Paris bir Serhat şehrine dönmüş durumda

Sorunun sadece Ağrı ile sınırlı olmadığını ifade edenler arasında bu şehirlerden yurt dışına göçmüş kişiler yer alıyor. Iğdır'dan Paris'e göçen gençlerden Resul Baştaş, Paris'in neredeyse bir Serhat şehrine döndüğünü ifade ediyor. Yetkililerin işsizlik sorununu ve yaşanan göçleri seyrettiğini ifade eden Baştaş, "Sorun sadece Ağrı ile sınırlı değil. Aynı ekonomik tabloyu paylaşan şehirlerin hemen hemen herbirinde benzer sorunlar var. Kars, Ardahan, Iğdır, Ağrı, Muş, Erzurum gibi yerlerden birçok insan artık yurt dışına göçüyor. Uzmanlar gerekirse son 10 yılda üniversiteki öğrenci sayılarının bu şehirlerdeki dağılımına baksın. Benim birçok arkadaşım okulu bıraktı" diyor. 

Gidenler umduğunu bulamadı, kalanlar ise çaresiz

Ne gitmek çözüm sunuyor ne de bir şey yapmadan kalmak bir çare. Anlatılan her şeyin özeti burada düğümleniyor. İmkanı olanlar kaldıkları yerde de gittikleri ülkede de bir şekilde yolunu bulmuş durumda. Ancak yoksul emekçilerin çaresizliklerine her geçen gün yeni hikayeler ekleniyor. Anlatılan her şey yoksulların mekan değişimiyle sınırlı kalıyor. Göç eden herkes valizinde çoğu zaman kendi çaresizliğini ve sıkıntılarını beraberinde götürüyor. Çözüm içinse kalıcı adımların atılması gerekiyor.
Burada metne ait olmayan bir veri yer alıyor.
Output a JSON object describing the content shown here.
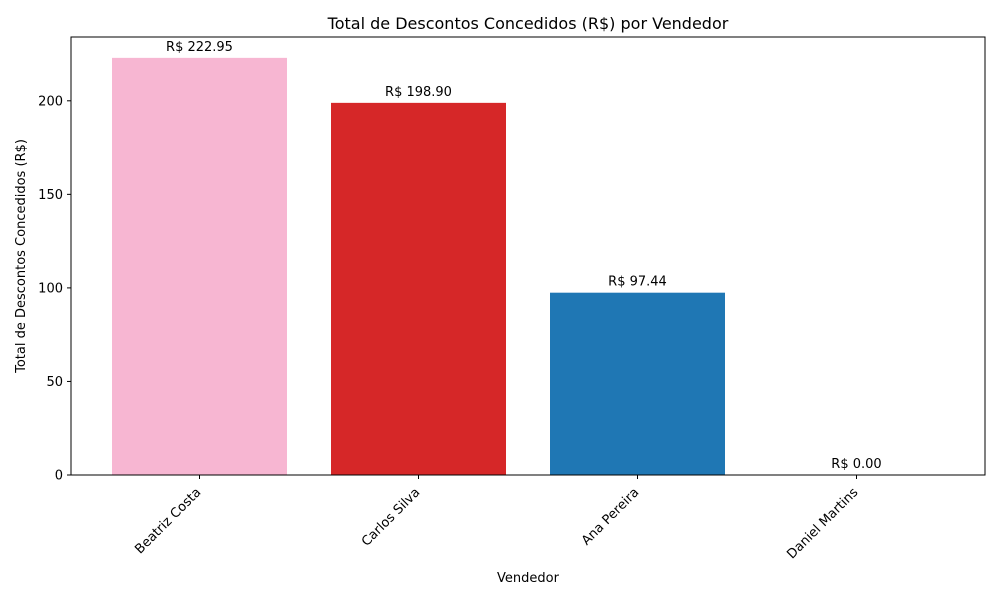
{
  "chart_data": {
    "type": "bar",
    "title": "Total de Descontos Concedidos (R$) por Vendedor",
    "xlabel": "Vendedor",
    "ylabel": "Total de Descontos Concedidos (R$)",
    "categories": [
      "Beatriz Costa",
      "Carlos Silva",
      "Ana Pereira",
      "Daniel Martins"
    ],
    "values": [
      222.95,
      198.9,
      97.44,
      0.0
    ],
    "data_labels": [
      "R$ 222.95",
      "R$ 198.90",
      "R$ 97.44",
      "R$ 0.00"
    ],
    "colors": [
      "#f7b6d2",
      "#d62728",
      "#1f77b4",
      "#1f77b4"
    ],
    "ylim": [
      0,
      234.1
    ],
    "yticks": [
      0,
      50,
      100,
      150,
      200
    ],
    "grid": false,
    "legend": false
  }
}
Oysa sadece Ağrı'nın tarımsal arazileri ve hayancılıkla ilgili olanaklarının değerlendirilmesi ihtimali emekçiler için bir çözüm yaratabilir. 

Ve fakat sermayenin her şeyi özelleştirmesi, hayvancılık ve tarım alanlarının özel sektörlere peşkeş çekilmesi, Süt Endüstrisi Kurumu (SEK) gibi firmaların patronlara peşkeş çekilip şehirlerden izinin silinmesi göç sorunun ve yaşananların sadece bir sonuç olduğunu gösteriyor.